France’s current legislation only allows businesses deemed essential, including restaurants, to remain fully open. The owners of nonessential shops can operate on the holiday but only without employees — a rule that several bakeries reportedly breached last year.
The controversial measure proposed by conservative party Les Républicains was approved last year in the Senate. President Emmanuel Macron’s party, Renaissance, recently put it on the agenda of the National Assembly, the more powerful lower house of parliament, in a bid to adopt it before May 1 this year.
Gabriel Attal, the former prime minister who now leads Macron’s party, has emerged as one of the bill’s most vocal supporters.
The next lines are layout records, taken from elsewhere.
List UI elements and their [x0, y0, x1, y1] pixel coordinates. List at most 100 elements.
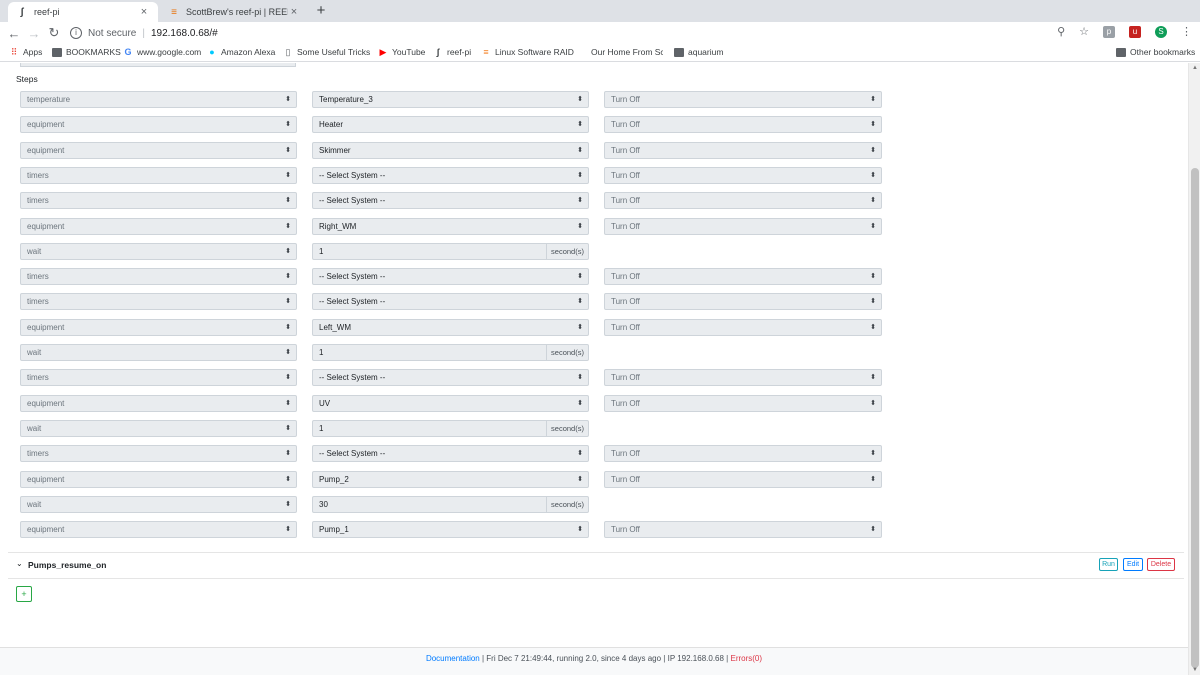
step-target-select[interactable]: UV ⬍: [312, 394, 589, 412]
star-icon[interactable]: ☆: [1079, 25, 1089, 38]
bookmark-our-home[interactable]: Our Home From Scr: [591, 47, 663, 57]
step-type-select[interactable]: wait ⬍: [20, 344, 297, 361]
edit-button[interactable]: Edit: [1123, 558, 1143, 571]
wait-duration-input[interactable]: 30: [312, 495, 547, 513]
step-action-select[interactable]: Turn Off ⬍: [604, 192, 882, 210]
url-text[interactable]: 192.168.0.68/#: [151, 28, 218, 39]
step-target-select[interactable]: Temperature_3 ⬍: [312, 91, 589, 108]
bookmark-folder-aquarium[interactable]: aquarium: [674, 47, 723, 57]
bookmark-youtube[interactable]: ▶ YouTube: [378, 47, 426, 57]
profile-avatar[interactable]: S: [1155, 25, 1167, 38]
wait-duration-input[interactable]: 1: [312, 419, 547, 437]
step-target-select[interactable]: -- Select System -- ⬍: [312, 268, 589, 286]
bookmark-other-bookmarks[interactable]: Other bookmarks: [1116, 47, 1195, 57]
step-target-select[interactable]: -- Select System -- ⬍: [312, 445, 589, 463]
step-target-select[interactable]: -- Select System -- ⬍: [312, 369, 589, 387]
menu-icon[interactable]: ⋮: [1181, 25, 1192, 38]
info-icon[interactable]: i: [70, 27, 82, 39]
ublock-extension-icon[interactable]: u: [1129, 25, 1141, 38]
step-type-select[interactable]: equipment ⬍: [20, 521, 297, 539]
errors-link[interactable]: Errors(0): [730, 654, 762, 663]
step-target-select[interactable]: Skimmer ⬍: [312, 141, 589, 159]
step-type-select[interactable]: timers ⬍: [20, 166, 297, 184]
step-row: temperature ⬍ Temperature_3 ⬍ Turn Off ⬍: [20, 91, 882, 108]
step-target-select[interactable]: -- Select System -- ⬍: [312, 166, 589, 184]
step-action-select[interactable]: Turn Off ⬍: [604, 445, 882, 463]
macro-name[interactable]: Pumps_resume_on: [28, 560, 106, 570]
back-icon[interactable]: ←: [4, 26, 24, 41]
page-scrollbar[interactable]: ▲ ▼: [1188, 63, 1200, 675]
step-action-select[interactable]: Turn Off ⬍: [604, 369, 882, 387]
step-type-select[interactable]: equipment ⬍: [20, 394, 297, 412]
bookmark-reef-pi[interactable]: ʃ reef-pi: [433, 47, 472, 57]
chevron-down-icon[interactable]: ⌄: [16, 559, 23, 568]
step-type-select[interactable]: timers ⬍: [20, 268, 297, 286]
step-action-select[interactable]: Turn Off ⬍: [604, 141, 882, 159]
step-action-select[interactable]: Turn Off ⬍: [604, 318, 882, 336]
step-type-select[interactable]: equipment ⬍: [20, 470, 297, 488]
bookmark-apps[interactable]: ⠿ Apps: [9, 47, 43, 57]
reef2reef-icon: ≡: [171, 6, 177, 18]
select-value: Right_WM: [319, 221, 357, 231]
scrollbar-thumb[interactable]: [1191, 168, 1199, 668]
close-icon[interactable]: ×: [288, 6, 300, 18]
step-type-select[interactable]: timers ⬍: [20, 369, 297, 387]
bookmark-folder-bookmarks[interactable]: BOOKMARKS: [52, 47, 121, 57]
step-row: equipment ⬍ Pump_1 ⬍ Turn Off ⬍: [20, 521, 882, 539]
select-value: temperature: [27, 95, 71, 104]
step-type-select[interactable]: timers ⬍: [20, 445, 297, 463]
step-type-select[interactable]: equipment ⬍: [20, 217, 297, 235]
select-arrows-icon: ⬍: [285, 374, 291, 382]
step-action-select[interactable]: Turn Off ⬍: [604, 394, 882, 412]
documentation-link[interactable]: Documentation: [426, 654, 480, 663]
step-type-select[interactable]: wait ⬍: [20, 495, 297, 513]
step-action-select[interactable]: Turn Off ⬍: [604, 91, 882, 108]
close-icon[interactable]: ×: [138, 6, 150, 18]
step-action-select[interactable]: Turn Off ⬍: [604, 116, 882, 134]
step-type-select[interactable]: timers ⬍: [20, 293, 297, 311]
bookmark-google[interactable]: G www.google.com: [123, 47, 201, 57]
step-target-select[interactable]: Left_WM ⬍: [312, 318, 589, 336]
bookmark-linux-raid[interactable]: ≡ Linux Software RAID: [481, 47, 577, 57]
step-type-select[interactable]: temperature ⬍: [20, 91, 297, 108]
add-macro-button[interactable]: +: [16, 586, 32, 602]
run-button[interactable]: Run: [1099, 558, 1118, 571]
step-target-select[interactable]: Pump_1 ⬍: [312, 521, 589, 539]
step-action-select[interactable]: Turn Off ⬍: [604, 470, 882, 488]
step-action-select[interactable]: Turn Off ⬍: [604, 293, 882, 311]
scroll-down-icon[interactable]: ▼: [1189, 665, 1200, 675]
step-action-select[interactable]: Turn Off ⬍: [604, 268, 882, 286]
reef-pi-icon: ʃ: [20, 6, 24, 18]
step-target-select[interactable]: -- Select System -- ⬍: [312, 293, 589, 311]
macro-item-row[interactable]: ⌄ Pumps_resume_on Run Edit Delete: [8, 553, 1184, 577]
select-arrows-icon: ⬍: [285, 526, 291, 534]
step-type-select[interactable]: equipment ⬍: [20, 318, 297, 336]
address-bar[interactable]: i Not secure | 192.168.0.68/#: [70, 24, 1100, 42]
bookmark-useful-tricks[interactable]: ▯ Some Useful Tricks: [283, 47, 371, 57]
step-target-select[interactable]: -- Select System -- ⬍: [312, 192, 589, 210]
delete-button[interactable]: Delete: [1147, 558, 1175, 571]
step-type-select[interactable]: equipment ⬍: [20, 141, 297, 159]
step-type-select[interactable]: timers ⬍: [20, 192, 297, 210]
step-target-select[interactable]: Right_WM ⬍: [312, 217, 589, 235]
select-arrows-icon: ⬍: [870, 146, 876, 154]
pushbullet-extension-icon[interactable]: p: [1103, 25, 1115, 38]
reload-icon[interactable]: ↻: [44, 25, 64, 41]
tab-reef2reef[interactable]: ≡ ScottBrew's reef-pi | REEF2REEF ×: [160, 2, 308, 22]
wait-duration-input[interactable]: 1: [312, 344, 547, 361]
forward-icon[interactable]: →: [24, 26, 44, 41]
tab-reef-pi[interactable]: ʃ reef-pi ×: [8, 2, 158, 22]
step-type-select[interactable]: wait ⬍: [20, 242, 297, 260]
new-tab-button[interactable]: +: [313, 3, 329, 19]
step-target-select[interactable]: Pump_2 ⬍: [312, 470, 589, 488]
step-target-select[interactable]: Heater ⬍: [312, 116, 589, 134]
scroll-up-icon[interactable]: ▲: [1189, 63, 1200, 73]
zoom-icon[interactable]: ⚲: [1057, 25, 1065, 38]
step-action-select[interactable]: Turn Off ⬍: [604, 166, 882, 184]
bookmark-amazon-alexa[interactable]: ● Amazon Alexa: [207, 47, 275, 57]
step-type-select[interactable]: equipment ⬍: [20, 116, 297, 134]
step-action-select[interactable]: Turn Off ⬍: [604, 521, 882, 539]
step-action-select[interactable]: Turn Off ⬍: [604, 217, 882, 235]
step-type-select[interactable]: wait ⬍: [20, 419, 297, 437]
wait-duration-input[interactable]: 1: [312, 242, 547, 260]
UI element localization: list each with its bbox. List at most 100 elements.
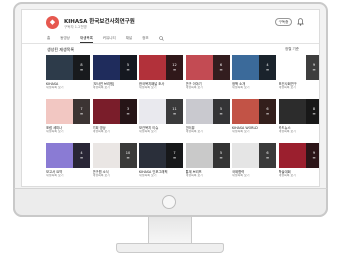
- playlist-count-overlay: 7 ≡: [73, 99, 90, 124]
- playlist-icon: ≡: [219, 67, 223, 72]
- playlist-view-link[interactable]: 재생목록 보기: [186, 130, 230, 134]
- playlist-thumbnail[interactable]: 5 ≡: [92, 55, 137, 80]
- playlist-thumbnail[interactable]: 6 ≡: [185, 55, 230, 80]
- tab-5[interactable]: 정보: [142, 36, 148, 43]
- channel-name[interactable]: KIHASA 한국보건사회연구원: [64, 17, 135, 25]
- playlist-count-overlay: 7 ≡: [166, 143, 183, 168]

He launched a baguette-branded online petition and posted a video of him buying bread and flowers in which he complains that “in France, on May 1, a McDonald’s can be open, but an artisanal bakery cannot.”
To speed up the legislative process, a lawmaker from Macron’s party put forward a motion to nominally reject the bill, but in practice it significantly curtails normal parliamentary debate on the measure and sends it straight to a joint committee of lawmakers from both the National Assembly and the Senate tasked with hammering out a compromise text.
Renaissance, Les Républicains and the far-right National Rally all voted in favor of the motion, while left-wing parties voted against it, denouncing the move as a parliamentary coup during the heated limited debate on Friday.
“They don’t defend artisan bakers of our villages, they defend chains, shareholders, dividends,” Socialist parliamentary leader Boris Vallaud said.